In a recent development, the sports apparel company Under Armour is investigating a November data breach that exposed millions of customer records. The breach was publicly disclosed by a cybercriminal on a hacker forum and confirmed by the breach-notification service Have I Been Pwned, which has already emailed 72 million customers. While the company assures that payment systems remain secure, details about the scope and impact are still emerging.
At a Glance
- Under Armour is probing a November data breach.
- 72 million customers have been notified via email.
- Stolen data includes names, email addresses, genders, dates of birth, approximate locations, and purchase histories.
- No evidence yet that UA.com or payment-processing systems were affected.
- The breach was linked to the Everest ransomware gang.
The Breach
Under Armour stated that the data was taken during a November incident. The company identified the Everest ransomware gang as the group claiming responsibility on its dark-web leak site at the time. The gang’s post indicated that a large volume of customer information had been compromised.
What Was Stolen
The stolen dataset contains:
- Names and email addresses of customers and employees.
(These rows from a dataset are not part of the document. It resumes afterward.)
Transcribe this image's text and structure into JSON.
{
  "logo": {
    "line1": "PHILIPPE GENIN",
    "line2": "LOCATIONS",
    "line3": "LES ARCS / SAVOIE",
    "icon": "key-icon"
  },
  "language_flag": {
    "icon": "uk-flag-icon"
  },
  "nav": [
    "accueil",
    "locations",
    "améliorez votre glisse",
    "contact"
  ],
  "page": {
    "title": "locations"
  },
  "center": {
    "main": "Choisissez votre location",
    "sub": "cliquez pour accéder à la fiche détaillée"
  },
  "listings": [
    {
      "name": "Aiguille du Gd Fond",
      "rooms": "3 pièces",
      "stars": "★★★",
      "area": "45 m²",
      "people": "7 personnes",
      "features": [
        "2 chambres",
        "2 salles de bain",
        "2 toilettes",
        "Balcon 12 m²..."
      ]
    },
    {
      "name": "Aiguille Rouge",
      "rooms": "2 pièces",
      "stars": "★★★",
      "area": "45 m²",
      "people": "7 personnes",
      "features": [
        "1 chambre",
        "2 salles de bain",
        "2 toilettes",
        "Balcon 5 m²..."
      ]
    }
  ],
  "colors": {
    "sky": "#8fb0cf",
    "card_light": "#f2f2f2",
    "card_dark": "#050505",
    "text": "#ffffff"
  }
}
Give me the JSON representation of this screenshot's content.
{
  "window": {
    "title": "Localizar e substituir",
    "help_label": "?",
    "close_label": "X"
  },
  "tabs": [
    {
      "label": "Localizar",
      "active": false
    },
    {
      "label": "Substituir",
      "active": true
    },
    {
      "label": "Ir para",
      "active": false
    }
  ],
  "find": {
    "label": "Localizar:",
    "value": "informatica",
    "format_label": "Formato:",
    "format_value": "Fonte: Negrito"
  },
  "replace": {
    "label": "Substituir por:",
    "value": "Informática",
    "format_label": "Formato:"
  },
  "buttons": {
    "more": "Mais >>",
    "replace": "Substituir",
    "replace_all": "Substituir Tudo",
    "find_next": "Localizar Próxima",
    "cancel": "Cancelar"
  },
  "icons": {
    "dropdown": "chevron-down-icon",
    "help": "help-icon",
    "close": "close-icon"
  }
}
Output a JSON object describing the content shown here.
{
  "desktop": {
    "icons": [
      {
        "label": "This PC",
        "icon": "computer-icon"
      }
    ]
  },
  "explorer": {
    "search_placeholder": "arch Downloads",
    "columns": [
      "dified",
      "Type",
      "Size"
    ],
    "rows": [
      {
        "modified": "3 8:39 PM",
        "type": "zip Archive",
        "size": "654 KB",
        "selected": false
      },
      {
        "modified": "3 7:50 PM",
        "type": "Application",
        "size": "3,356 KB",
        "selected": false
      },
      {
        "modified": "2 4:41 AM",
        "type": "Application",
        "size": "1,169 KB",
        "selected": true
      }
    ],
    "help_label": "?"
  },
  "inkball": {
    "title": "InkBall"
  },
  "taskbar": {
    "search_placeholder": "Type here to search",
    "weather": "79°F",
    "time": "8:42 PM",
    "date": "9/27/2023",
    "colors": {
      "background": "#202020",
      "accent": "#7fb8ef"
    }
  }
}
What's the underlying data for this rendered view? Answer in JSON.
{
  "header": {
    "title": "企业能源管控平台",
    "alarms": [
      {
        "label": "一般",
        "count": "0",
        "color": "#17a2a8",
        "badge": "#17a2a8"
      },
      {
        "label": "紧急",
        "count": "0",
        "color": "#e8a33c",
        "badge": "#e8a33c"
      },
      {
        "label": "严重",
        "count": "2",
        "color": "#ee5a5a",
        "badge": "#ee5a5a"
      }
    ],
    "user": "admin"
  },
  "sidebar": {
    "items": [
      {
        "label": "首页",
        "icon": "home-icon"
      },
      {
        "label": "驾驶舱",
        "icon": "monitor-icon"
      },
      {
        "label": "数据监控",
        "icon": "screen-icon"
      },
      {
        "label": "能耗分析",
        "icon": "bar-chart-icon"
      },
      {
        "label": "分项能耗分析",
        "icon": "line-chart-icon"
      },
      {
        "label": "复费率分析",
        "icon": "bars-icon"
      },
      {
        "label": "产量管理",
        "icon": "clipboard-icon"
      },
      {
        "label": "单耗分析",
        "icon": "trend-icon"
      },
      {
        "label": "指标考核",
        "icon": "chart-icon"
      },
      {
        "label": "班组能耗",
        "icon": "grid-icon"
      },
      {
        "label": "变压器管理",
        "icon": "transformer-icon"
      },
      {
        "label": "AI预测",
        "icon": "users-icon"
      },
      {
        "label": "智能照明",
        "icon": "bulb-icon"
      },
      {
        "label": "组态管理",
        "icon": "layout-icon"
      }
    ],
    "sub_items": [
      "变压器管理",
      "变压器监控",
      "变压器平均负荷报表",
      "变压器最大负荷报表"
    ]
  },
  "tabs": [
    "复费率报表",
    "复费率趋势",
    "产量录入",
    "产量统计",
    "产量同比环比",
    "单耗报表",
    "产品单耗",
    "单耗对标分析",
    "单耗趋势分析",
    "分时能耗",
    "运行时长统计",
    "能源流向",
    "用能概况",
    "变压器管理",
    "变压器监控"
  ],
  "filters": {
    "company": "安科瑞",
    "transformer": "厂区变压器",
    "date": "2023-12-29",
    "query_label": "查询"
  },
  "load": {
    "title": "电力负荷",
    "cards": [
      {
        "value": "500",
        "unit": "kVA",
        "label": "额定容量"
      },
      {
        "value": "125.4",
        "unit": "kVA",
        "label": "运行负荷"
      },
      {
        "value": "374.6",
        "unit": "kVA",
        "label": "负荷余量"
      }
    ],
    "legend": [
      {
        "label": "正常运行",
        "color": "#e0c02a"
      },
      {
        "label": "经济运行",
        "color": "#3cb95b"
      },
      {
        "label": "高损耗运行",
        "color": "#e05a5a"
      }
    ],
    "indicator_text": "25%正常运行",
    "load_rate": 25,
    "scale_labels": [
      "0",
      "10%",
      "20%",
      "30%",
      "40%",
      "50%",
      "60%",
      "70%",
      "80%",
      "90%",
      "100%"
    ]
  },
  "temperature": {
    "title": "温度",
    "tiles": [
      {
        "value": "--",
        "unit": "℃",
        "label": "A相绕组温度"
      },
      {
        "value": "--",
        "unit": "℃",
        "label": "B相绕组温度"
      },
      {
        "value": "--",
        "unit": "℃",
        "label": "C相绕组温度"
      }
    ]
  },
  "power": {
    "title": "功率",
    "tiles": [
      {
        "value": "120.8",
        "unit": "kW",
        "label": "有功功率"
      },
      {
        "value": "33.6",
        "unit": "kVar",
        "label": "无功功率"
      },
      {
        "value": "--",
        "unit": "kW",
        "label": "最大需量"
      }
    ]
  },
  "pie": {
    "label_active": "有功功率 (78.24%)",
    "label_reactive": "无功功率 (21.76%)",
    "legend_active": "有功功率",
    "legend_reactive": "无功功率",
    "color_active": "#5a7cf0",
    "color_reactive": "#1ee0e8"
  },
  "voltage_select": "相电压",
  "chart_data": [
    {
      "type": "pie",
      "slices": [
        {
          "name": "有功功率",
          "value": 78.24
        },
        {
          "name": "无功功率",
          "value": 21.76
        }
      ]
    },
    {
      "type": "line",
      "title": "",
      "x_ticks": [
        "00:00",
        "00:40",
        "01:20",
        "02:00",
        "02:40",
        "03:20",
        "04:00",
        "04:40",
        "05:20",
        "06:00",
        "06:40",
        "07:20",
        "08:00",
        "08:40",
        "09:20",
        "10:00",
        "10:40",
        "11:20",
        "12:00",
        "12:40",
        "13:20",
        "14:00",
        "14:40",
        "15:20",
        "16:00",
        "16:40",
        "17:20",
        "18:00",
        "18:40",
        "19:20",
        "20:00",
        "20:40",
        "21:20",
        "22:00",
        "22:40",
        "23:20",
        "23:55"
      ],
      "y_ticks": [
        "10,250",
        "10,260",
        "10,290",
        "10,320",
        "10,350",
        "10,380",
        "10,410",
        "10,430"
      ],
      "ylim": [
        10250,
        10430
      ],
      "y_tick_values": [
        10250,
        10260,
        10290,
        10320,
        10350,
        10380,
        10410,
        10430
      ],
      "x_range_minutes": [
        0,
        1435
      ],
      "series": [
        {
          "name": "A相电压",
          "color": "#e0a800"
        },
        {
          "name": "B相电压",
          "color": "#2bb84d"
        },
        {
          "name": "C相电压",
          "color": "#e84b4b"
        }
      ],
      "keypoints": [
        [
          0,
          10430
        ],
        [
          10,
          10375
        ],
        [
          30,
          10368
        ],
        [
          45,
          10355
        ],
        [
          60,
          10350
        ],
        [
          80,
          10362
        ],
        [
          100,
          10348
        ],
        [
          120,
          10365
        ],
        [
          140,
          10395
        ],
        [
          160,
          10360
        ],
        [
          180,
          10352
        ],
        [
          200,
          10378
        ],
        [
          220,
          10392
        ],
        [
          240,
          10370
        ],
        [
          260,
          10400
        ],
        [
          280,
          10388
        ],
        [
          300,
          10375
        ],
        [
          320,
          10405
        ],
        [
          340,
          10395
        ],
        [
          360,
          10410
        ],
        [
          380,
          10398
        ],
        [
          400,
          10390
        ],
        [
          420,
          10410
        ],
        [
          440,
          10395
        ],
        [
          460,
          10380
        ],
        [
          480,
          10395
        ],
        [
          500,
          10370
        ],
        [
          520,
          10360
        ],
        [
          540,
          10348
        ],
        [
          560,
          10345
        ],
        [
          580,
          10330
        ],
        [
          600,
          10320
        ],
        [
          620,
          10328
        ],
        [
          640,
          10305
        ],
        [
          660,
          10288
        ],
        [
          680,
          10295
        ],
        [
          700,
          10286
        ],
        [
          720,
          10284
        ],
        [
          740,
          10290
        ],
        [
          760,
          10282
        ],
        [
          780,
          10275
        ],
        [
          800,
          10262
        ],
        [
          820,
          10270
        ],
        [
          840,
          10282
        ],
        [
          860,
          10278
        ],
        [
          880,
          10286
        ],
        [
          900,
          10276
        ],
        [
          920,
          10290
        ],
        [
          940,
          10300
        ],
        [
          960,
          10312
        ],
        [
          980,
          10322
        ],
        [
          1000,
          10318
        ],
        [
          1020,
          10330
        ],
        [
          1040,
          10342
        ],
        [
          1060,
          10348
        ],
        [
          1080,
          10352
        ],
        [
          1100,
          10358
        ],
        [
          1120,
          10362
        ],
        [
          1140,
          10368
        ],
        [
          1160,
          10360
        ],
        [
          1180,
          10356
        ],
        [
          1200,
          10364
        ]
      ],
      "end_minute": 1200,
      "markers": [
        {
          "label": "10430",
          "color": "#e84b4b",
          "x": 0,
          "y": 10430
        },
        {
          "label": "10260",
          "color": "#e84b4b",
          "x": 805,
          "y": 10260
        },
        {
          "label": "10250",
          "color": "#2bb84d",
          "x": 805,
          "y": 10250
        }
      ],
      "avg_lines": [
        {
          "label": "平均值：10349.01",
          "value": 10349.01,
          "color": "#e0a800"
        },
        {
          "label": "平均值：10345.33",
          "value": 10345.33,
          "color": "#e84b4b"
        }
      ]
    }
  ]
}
- Genders and dates of birth.
- Approximate locations based on postcode or ZIP code.
- Detailed purchase histories.
Have I Been Pwned obtained a copy of the data and used it to notify affected individuals. The notification list grew to 72 million emails, underscoring the scale of the breach.
| Data Category | Example Items | Notes |
|---|---|---|
| Personal | Names, email addresses, genders, dates of birth | Sensitive personal data |
| Location | Postcode, ZIP code | Approximate geographic data |
| Transaction | Purchase history | Potentially sensitive financial info |
Company Response
When asked for comment, Under Armour spokesperson Matt Dornic said the company is aware of claims that an unauthorized third party obtained certain data. He added:
“Our investigation of this issue, with the assistance of external cybersecurity experts, is ongoing. Importantly, at this time, there’s no evidence to suggest this issue affected UA.com or systems used to process payments or store customer passwords,” the spokesperson added.
Dornic further noted:
“What we know at this time is the number of affected customers with any sort of information that could be considered sensitive is a very small percentage,” he said.
The spokesperson did not immediately respond to a follow-up email asking what types of customer information Under Armour considers “sensitive” or how many customers are affected. He also declined to confirm whether the company plans to notify customers directly or if it has received any ransom demands from the hackers.
Impact and Next Steps
- Notification: Have I Been Pwned has already emailed 72 million customers.
- Security: No evidence of compromise to payment processing or password storage.
- Investigation: Ongoing with external cybersecurity experts.
- Uncertainty: The exact number of customers with sensitive data remains undisclosed.
| Date | Event |
|---|---|
| November | Data breach occurs; Everest ransomware gang claims responsibility |
| This week | Have I Been Pwned publishes data and notifies customers |
| Ongoing | Under Armour conducts investigation; no payment system impact reported |
Key Takeaways
- Under Armour is actively investigating a significant data breach linked to the Everest ransomware gang.
- 72 million customers have been notified of potential exposure.
- The company confirms no impact on payment or password systems.
- The scope of sensitive data exposed remains unclear, and the company has not yet announced a direct customer notification plan.
These developments highlight the growing importance of robust data protection and transparent communication during cyber incidents.